Nicky will double cross control and jade will be sole survivor and pin a returning Sasha 
Baylzer will cost Rhonda her title in a lumber hill match


----------



## BehemothSuplex (Dec 21, 2014)

Lashley vs Lesnar = B- OK opener, sudden ending was a little flat though

Damage Ctrl Vs Asuka and Alexa = A, Great Match, all the girls showcased their strengths really well

McIntyre vs Kross = C+ Not great but solid enough, feel it was a little too slow at times though and Kross didn't quite make the most of the times he was on time psychologically

OC/Styles Vs Judgement Day = B- Had a lot of good stuff but I feel they bitched Dom a little too much, guy had zero offense even when JD were ontop.

Strowman vs Omos = C+, Good but I feel Strowman should have a moment were he was on top for a spell. Did feel a little underwhelming for the finish as impressive a visual it was.

Usos vs Brutes - B, Good, everyone did well and was pleasantly surprised it was a clean finish

Wyatt promo = No rating but interesting, just think Wyatt really now needs to move up a gear leading up to Survivor Series and move away from Promo then video interference.

Belair vs Bayley = D-, Poor. Shame as I like both talents but for me it was a bit of a garbled spotfest for the most time. The golf cart was ridiculous, when Bayley had Bianca in the equipment case and didn't sit on it or lock it it just looked stupid. Biancas lack of selling really hurt the investment in it as a punishing contest.
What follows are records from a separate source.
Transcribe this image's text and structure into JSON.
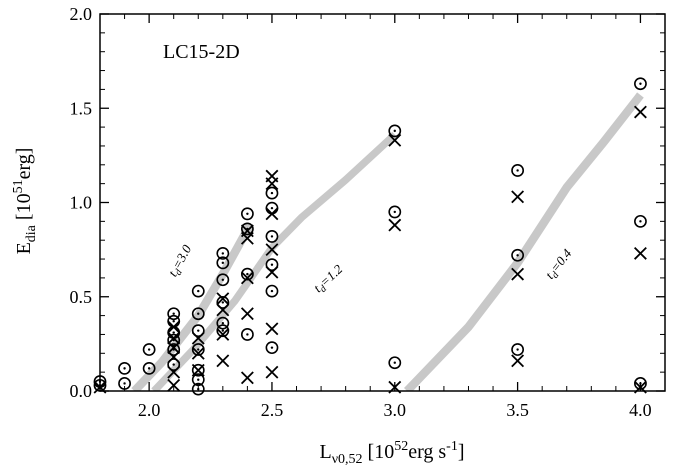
{
  "chart_data": {
    "type": "scatter",
    "title": "LC15-2D",
    "xlabel": {
      "main": "L",
      "sub": "ν0,52",
      "rest": " [10",
      "sup": "52",
      "tail": "erg s",
      "sup2": "-1",
      "close": "]"
    },
    "ylabel": {
      "main": "E",
      "sub": "dia",
      "rest": " [10",
      "sup": "51",
      "tail": "erg]"
    },
    "xlim": [
      1.8,
      4.1
    ],
    "ylim": [
      0.0,
      2.0
    ],
    "x_ticks": [
      2.0,
      2.5,
      3.0,
      3.5,
      4.0
    ],
    "x_tick_labels": [
      "2.0",
      "2.5",
      "3.0",
      "3.5",
      "4.0"
    ],
    "y_ticks": [
      0.0,
      0.5,
      1.0,
      1.5,
      2.0
    ],
    "y_tick_labels": [
      "0.0",
      "0.5",
      "1.0",
      "1.5",
      "2.0"
    ],
    "grid": false,
    "series": [
      {
        "marker": "circle-dot",
        "points": [
          [
            1.8,
            0.03
          ],
          [
            1.8,
            0.05
          ],
          [
            1.9,
            0.12
          ],
          [
            1.9,
            0.04
          ],
          [
            2.0,
            0.22
          ],
          [
            2.0,
            0.12
          ],
          [
            2.1,
            0.41
          ],
          [
            2.1,
            0.37
          ],
          [
            2.1,
            0.31
          ],
          [
            2.1,
            0.27
          ],
          [
            2.1,
            0.22
          ],
          [
            2.1,
            0.14
          ],
          [
            2.2,
            0.53
          ],
          [
            2.2,
            0.41
          ],
          [
            2.2,
            0.32
          ],
          [
            2.2,
            0.22
          ],
          [
            2.2,
            0.11
          ],
          [
            2.2,
            0.06
          ],
          [
            2.2,
            0.01
          ],
          [
            2.3,
            0.73
          ],
          [
            2.3,
            0.68
          ],
          [
            2.3,
            0.59
          ],
          [
            2.3,
            0.47
          ],
          [
            2.3,
            0.36
          ],
          [
            2.3,
            0.32
          ],
          [
            2.4,
            0.94
          ],
          [
            2.4,
            0.86
          ],
          [
            2.4,
            0.62
          ],
          [
            2.4,
            0.3
          ],
          [
            2.5,
            1.05
          ],
          [
            2.5,
            0.97
          ],
          [
            2.5,
            0.82
          ],
          [
            2.5,
            0.67
          ],
          [
            2.5,
            0.53
          ],
          [
            2.5,
            0.23
          ],
          [
            3.0,
            1.38
          ],
          [
            3.0,
            0.95
          ],
          [
            3.0,
            0.15
          ],
          [
            3.5,
            1.17
          ],
          [
            3.5,
            0.72
          ],
          [
            3.5,
            0.22
          ],
          [
            4.0,
            1.63
          ],
          [
            4.0,
            0.9
          ],
          [
            4.0,
            0.04
          ]
        ]
      },
      {
        "marker": "cross",
        "points": [
          [
            1.8,
            0.02
          ],
          [
            2.1,
            0.34
          ],
          [
            2.1,
            0.28
          ],
          [
            2.1,
            0.23
          ],
          [
            2.1,
            0.18
          ],
          [
            2.1,
            0.1
          ],
          [
            2.1,
            0.03
          ],
          [
            2.2,
            0.28
          ],
          [
            2.2,
            0.2
          ],
          [
            2.2,
            0.11
          ],
          [
            2.3,
            0.49
          ],
          [
            2.3,
            0.43
          ],
          [
            2.3,
            0.3
          ],
          [
            2.3,
            0.16
          ],
          [
            2.4,
            0.85
          ],
          [
            2.4,
            0.81
          ],
          [
            2.4,
            0.6
          ],
          [
            2.4,
            0.41
          ],
          [
            2.4,
            0.07
          ],
          [
            2.5,
            1.14
          ],
          [
            2.5,
            1.1
          ],
          [
            2.5,
            0.94
          ],
          [
            2.5,
            0.75
          ],
          [
            2.5,
            0.63
          ],
          [
            2.5,
            0.33
          ],
          [
            2.5,
            0.1
          ],
          [
            3.0,
            1.33
          ],
          [
            3.0,
            0.88
          ],
          [
            3.0,
            0.02
          ],
          [
            3.5,
            1.03
          ],
          [
            3.5,
            0.62
          ],
          [
            3.5,
            0.16
          ],
          [
            4.0,
            1.48
          ],
          [
            4.0,
            0.73
          ],
          [
            4.0,
            0.02
          ]
        ]
      }
    ],
    "bands": [
      {
        "label": "t_d=3.0",
        "label_main": "t",
        "label_sub": "d",
        "label_rest": "=3.0",
        "label_at": [
          2.14,
          0.68
        ],
        "centerline": [
          [
            1.94,
            0.0
          ],
          [
            2.05,
            0.15
          ],
          [
            2.2,
            0.4
          ],
          [
            2.3,
            0.62
          ],
          [
            2.41,
            0.88
          ]
        ],
        "width": 0.045
      },
      {
        "label": "t_d=1.2",
        "label_main": "t",
        "label_sub": "d",
        "label_rest": "=1.2",
        "label_at": [
          2.74,
          0.58
        ],
        "centerline": [
          [
            2.02,
            0.0
          ],
          [
            2.18,
            0.22
          ],
          [
            2.35,
            0.48
          ],
          [
            2.5,
            0.76
          ],
          [
            2.62,
            0.92
          ],
          [
            2.8,
            1.12
          ],
          [
            3.0,
            1.36
          ]
        ],
        "width": 0.04
      },
      {
        "label": "t_d=0.4",
        "label_main": "t",
        "label_sub": "d",
        "label_rest": "=0.4",
        "label_at": [
          3.68,
          0.66
        ],
        "centerline": [
          [
            3.05,
            0.0
          ],
          [
            3.3,
            0.34
          ],
          [
            3.5,
            0.68
          ],
          [
            3.7,
            1.08
          ],
          [
            3.85,
            1.32
          ],
          [
            4.0,
            1.57
          ]
        ],
        "width": 0.045
      }
    ]
  },
  "colors": {
    "band": "#c8c8c8",
    "ink": "#000000"
  }
}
The ladder spot was ridiculously telegraphed. I could go on but Bayley really looked weak in this because it was so poorly produced.

Reigns vs Paul = B-, Not quite sure what some people saw in this to rate it frankly too highly. Was reasonably fine for most of the first half, Buckshot Lariat looked great, just afew moments where I feel Logans inexperience meant that letting spots breath wasnt there which is understandable. Did also feel a little bit "look at all the moves I know" but for a third match Logan impressed. Second half however was poor, the table spot was dumb and had no idea why it wasn't a DQ, USO involvement undid how solid they were in the tag match earlier which wasnt great. Jake Paul was easily the worst part in the match throwing shit punches (is he _really_ a boxer?) and looking like a bell end. Solo V Jake standoff was unnecessary but looked like a killer. Wasn't a bad match by any means but definitely fell Roman sold too much for everything up until "the one lucky punch" and probably should have won cleaner.

Presentation & Crowd = A- Set, production and so forth was fantastic just feel the crowd was not the greatest for most of the show though it was a long show. The drone light-shows were very cool to see


----------